Danilo Doneda, professor do Instituto de Direito Público, avaliou que a rastreabilidade não é compatível com a LGPD porque mina a criptografia ponta a ponta. Jaqueline Abreu, da Comissão de Juristas para Proteção de Dados Pessoais (PDP), Míriam Wimmer, diretora da Autoridade Nacional de Proteção de Dados e Bruna Martins dos Santos, representante da Data Privacy Brasil partilharam opiniões similares e pediram uma abordagem cuidadosa da lei brasileira no que diz respeito à possibilidade de identificação dos usuários das redes sob o risco de gerar vulnerabilidades e vigilância por parte das plataformas.

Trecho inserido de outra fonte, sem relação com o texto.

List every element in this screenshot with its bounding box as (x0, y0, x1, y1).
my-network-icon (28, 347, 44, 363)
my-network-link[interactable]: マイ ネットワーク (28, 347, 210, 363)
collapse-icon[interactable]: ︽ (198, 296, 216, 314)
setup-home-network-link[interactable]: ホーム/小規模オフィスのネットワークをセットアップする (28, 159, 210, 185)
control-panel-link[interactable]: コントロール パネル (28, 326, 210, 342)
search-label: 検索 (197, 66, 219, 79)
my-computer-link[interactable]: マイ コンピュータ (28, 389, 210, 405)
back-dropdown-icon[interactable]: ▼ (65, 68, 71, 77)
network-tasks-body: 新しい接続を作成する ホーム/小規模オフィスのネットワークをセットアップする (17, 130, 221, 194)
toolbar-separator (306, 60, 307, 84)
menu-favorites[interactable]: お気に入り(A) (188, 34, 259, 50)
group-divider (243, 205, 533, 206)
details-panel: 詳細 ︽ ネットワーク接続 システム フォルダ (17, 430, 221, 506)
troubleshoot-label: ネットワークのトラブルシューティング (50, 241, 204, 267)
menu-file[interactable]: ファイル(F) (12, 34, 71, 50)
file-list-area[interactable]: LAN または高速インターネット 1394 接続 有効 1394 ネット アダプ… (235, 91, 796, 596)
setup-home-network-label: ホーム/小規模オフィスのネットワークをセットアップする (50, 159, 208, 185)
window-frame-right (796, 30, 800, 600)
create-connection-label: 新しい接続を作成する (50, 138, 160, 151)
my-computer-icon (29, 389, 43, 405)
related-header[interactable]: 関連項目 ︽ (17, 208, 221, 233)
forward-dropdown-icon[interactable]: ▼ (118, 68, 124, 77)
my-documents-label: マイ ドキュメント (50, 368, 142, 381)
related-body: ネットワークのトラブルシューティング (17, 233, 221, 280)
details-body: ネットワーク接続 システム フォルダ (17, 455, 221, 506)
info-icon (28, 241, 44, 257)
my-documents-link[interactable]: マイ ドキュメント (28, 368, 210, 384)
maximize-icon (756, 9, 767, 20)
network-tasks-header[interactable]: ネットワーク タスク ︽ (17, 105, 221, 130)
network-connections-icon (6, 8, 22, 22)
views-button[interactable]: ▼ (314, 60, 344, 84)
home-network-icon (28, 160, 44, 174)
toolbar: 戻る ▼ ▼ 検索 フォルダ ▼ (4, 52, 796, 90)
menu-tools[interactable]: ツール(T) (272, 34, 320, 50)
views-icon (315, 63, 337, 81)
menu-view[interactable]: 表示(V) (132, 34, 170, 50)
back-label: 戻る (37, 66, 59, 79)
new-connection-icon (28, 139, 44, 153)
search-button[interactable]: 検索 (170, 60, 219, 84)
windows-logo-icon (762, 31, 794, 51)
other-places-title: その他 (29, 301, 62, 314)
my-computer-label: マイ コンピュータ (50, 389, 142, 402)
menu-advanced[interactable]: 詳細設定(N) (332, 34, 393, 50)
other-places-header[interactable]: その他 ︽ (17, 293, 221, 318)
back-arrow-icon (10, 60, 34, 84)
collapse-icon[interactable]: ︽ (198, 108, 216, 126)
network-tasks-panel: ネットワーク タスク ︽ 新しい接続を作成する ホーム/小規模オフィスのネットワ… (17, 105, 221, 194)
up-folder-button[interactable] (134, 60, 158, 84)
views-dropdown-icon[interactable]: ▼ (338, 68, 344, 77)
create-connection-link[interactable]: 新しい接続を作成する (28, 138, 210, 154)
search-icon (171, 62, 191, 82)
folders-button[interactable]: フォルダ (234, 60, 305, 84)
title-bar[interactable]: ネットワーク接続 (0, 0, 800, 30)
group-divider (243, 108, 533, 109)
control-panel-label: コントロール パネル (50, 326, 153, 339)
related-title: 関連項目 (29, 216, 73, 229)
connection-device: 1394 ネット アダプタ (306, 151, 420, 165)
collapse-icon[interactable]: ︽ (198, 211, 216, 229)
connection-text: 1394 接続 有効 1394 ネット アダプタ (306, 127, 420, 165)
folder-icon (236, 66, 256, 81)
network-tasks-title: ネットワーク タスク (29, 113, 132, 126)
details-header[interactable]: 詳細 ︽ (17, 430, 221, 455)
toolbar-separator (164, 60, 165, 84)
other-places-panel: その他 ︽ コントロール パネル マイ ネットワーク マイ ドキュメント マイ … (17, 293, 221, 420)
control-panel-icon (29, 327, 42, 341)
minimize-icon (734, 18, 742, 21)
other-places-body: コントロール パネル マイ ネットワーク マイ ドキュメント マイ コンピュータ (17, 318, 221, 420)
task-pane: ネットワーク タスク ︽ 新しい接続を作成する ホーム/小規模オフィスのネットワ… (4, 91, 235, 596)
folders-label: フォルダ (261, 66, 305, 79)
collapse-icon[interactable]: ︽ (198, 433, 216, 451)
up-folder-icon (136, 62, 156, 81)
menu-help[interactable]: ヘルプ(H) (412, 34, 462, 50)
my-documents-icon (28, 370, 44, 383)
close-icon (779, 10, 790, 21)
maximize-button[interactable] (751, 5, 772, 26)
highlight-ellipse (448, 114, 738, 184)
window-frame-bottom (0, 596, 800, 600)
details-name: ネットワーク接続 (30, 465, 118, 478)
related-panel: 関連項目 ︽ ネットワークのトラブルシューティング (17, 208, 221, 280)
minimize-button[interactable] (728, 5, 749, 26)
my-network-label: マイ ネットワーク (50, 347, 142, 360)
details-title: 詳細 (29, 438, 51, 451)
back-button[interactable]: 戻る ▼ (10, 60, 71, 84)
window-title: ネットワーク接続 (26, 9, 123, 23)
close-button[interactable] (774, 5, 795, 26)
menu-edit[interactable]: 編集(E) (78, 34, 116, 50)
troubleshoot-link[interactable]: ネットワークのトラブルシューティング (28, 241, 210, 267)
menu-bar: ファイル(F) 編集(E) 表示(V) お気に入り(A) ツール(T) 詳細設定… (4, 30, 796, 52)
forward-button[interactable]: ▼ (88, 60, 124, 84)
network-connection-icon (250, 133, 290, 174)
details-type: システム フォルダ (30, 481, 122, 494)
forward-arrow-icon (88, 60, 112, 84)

Para Míriam Wimmer, o principal problema da desinformação é a forma como o conteúdo circula, direcionado a pessoas mais suscetíveis, valendo-se de técnicas de marketing comportamental, além da ação dos algoritmos em relação aos dados pessoais. Jaqueline Abreu foi mais enfática na defesa de que a legislação brasileira já tem mecanismos de investigação para apurar delitos no Marco Civil da Internet. “É só aperfeiçoar o que já existe sem precisar alterar a lei para obter provas”.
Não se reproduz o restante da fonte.